I have bought a condo and it has an ugly texture on the walls. It seems that my options are either have someone scrape a flat coating all over it and hope that it's ok, spray it with a better texture or replace the drywall in the place.

I'm finding it hard to figure out how much it would cost to have new drywall put in there. Does anyone have any idea of how much this would cost?

Comments (6)

  • mag77
    10 years ago

    The short answer: you don't want to know how much it would cost to replace the drywall.

    The long answer: If you put a new layer of drywall over the old, you'd have to tear out all the baseboards, door trim, window trim, crown mold, remove all the electrical covers and run into countless problems because of the increased thickness. If you removed the old drwall and replaced it, you wouldn't have the problems from the extra thickness, but you'd still have to tear everything out.

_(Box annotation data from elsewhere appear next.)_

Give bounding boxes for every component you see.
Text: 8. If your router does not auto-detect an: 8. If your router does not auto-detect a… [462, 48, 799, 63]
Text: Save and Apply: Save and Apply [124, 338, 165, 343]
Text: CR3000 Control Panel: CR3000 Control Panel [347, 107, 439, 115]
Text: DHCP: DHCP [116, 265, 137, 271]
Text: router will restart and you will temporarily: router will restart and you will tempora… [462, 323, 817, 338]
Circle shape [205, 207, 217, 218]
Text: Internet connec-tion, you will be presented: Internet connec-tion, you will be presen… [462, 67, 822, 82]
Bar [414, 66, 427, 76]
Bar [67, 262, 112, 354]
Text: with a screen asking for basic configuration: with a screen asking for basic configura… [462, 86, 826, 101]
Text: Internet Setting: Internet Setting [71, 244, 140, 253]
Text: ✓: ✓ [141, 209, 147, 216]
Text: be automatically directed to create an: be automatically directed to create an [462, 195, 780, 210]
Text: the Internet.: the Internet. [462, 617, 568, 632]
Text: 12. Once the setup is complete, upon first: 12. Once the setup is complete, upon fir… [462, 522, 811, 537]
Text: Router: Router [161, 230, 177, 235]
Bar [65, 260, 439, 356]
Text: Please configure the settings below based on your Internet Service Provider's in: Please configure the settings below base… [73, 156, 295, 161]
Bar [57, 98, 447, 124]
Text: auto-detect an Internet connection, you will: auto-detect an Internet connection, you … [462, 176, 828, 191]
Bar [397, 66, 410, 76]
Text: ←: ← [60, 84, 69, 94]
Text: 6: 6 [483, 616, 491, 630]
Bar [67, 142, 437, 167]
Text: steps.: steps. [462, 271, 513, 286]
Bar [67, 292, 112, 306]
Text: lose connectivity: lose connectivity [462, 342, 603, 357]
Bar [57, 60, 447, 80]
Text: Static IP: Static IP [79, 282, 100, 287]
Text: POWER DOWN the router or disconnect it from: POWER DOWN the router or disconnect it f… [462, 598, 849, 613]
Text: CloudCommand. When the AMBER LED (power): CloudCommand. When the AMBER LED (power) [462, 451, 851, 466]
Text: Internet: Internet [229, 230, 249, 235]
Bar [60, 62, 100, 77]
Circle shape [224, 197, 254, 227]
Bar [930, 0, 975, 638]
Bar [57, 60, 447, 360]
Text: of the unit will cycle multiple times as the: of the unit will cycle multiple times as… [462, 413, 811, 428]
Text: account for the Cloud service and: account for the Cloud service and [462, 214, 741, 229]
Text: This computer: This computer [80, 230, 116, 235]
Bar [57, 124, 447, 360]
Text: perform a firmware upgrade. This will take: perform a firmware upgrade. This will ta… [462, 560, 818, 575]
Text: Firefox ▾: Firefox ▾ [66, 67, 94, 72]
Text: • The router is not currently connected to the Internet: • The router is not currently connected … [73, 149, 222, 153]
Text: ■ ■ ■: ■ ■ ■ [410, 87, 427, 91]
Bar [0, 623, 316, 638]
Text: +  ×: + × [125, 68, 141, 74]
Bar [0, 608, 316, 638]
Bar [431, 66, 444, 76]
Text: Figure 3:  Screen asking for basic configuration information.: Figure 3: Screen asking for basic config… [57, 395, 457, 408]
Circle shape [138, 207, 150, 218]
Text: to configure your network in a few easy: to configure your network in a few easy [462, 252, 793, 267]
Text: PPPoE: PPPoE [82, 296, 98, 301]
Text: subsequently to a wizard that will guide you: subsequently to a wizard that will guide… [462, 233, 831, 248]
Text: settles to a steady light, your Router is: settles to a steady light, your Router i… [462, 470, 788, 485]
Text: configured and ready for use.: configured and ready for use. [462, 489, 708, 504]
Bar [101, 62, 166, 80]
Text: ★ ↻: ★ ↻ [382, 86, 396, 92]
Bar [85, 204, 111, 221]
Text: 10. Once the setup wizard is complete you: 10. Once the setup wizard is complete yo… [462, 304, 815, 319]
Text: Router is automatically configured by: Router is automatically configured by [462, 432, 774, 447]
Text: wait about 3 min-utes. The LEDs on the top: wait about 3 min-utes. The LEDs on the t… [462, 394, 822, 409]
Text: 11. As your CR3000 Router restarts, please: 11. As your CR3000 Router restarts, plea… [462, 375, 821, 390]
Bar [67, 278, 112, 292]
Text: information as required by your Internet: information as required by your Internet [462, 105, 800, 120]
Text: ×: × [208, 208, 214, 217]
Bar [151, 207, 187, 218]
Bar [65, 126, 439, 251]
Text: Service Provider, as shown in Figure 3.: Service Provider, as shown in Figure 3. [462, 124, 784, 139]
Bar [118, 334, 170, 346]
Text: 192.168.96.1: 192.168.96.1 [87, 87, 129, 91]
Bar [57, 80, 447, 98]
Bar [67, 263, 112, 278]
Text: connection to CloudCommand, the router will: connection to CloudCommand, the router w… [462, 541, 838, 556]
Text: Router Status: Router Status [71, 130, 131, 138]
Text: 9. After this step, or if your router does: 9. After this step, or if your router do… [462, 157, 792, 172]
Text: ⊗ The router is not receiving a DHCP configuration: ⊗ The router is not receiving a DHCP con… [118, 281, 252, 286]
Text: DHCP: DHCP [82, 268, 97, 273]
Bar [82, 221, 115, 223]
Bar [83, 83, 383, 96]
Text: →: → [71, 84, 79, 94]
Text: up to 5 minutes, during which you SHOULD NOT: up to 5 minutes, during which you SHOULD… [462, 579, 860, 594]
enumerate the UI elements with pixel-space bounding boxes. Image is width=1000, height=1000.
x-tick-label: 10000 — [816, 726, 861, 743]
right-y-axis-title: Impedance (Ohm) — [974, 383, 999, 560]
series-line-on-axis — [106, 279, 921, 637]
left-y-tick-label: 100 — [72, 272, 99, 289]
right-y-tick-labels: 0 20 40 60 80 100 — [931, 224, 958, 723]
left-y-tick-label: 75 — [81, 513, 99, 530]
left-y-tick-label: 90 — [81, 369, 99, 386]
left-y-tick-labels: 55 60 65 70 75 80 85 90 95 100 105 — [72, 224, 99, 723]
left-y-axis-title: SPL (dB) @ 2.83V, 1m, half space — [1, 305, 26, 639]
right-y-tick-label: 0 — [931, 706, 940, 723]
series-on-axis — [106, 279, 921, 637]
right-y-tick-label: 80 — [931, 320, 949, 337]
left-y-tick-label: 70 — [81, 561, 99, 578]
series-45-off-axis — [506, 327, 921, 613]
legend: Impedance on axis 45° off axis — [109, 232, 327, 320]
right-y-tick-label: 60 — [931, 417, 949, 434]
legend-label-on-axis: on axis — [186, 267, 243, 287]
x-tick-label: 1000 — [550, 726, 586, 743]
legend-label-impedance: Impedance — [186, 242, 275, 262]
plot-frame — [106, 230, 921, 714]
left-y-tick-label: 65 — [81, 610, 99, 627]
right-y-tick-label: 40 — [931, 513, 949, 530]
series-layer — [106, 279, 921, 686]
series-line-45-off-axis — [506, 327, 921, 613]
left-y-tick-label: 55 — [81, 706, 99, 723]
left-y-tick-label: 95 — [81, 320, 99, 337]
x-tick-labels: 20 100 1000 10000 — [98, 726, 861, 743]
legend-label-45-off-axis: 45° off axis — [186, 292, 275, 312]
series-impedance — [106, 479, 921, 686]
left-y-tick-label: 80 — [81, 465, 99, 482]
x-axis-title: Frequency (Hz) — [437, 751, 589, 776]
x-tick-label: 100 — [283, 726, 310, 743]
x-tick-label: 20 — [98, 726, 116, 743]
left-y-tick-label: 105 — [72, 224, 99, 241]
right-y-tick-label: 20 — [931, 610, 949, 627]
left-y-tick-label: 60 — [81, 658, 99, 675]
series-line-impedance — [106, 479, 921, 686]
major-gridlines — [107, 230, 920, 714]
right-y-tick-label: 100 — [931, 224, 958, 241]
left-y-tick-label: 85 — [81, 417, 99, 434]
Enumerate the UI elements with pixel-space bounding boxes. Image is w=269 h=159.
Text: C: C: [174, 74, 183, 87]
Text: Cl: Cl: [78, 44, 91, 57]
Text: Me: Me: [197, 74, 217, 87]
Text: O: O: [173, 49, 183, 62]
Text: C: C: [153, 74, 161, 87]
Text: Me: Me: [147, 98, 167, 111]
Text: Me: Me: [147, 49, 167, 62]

    I'd hunt around for the best drywall finishers in town and have them skim coat the walls.

  • User
    10 years ago

    850 square feet only tells us how much flooring you need. It has nothing to do with the amount of wall surface that exists in the condo. A condo with 10' ceilings and several closed off rooms will have a lot more wall space than one with an 8' ceiling that's open concept with very few walls. $10-12 a sheet is the going rate around here for drywall. That doesn't include any priming or painting. Just the drywall and the labor to hang it with a couple of coats of mud.

  • kirkhall
    10 years ago

    You don't usually paint over bare sheetrock. If you did cover it all up, you'd need to then have it skim coated or textured anyway before repainting.

    Cut out the re-sheetrock step, and just go to the skim coating/retexturing step.

  • User
    10 years ago

    "You don't usually paint over bare sheetrock." ????

    Sure you do. You just prime it with PVA primer first. Unless you're in the NE where plaster skimcoating exists. Most of the world installs the drywall to a level 4 finish, primes, and paints the finish color though.

  • kirkhall
    10 years ago

    That is my point. Most of the world installs the drywall, textures, primes and paints. (level 4 or not, no walls in my area are hardly ever flat--all have textures). So, I'm suggesting you jump in at the finish point--skim coat, retexture, whatever, prime and paint.

  • clg7067
    10 years ago

    I never saw a textured wall until I did some traveling in the western states. I grew up and live in the Midwest and flat Level 4 walls are the norm. No texturing here.

    To the OP find a good drywall finisher like Mag77 said.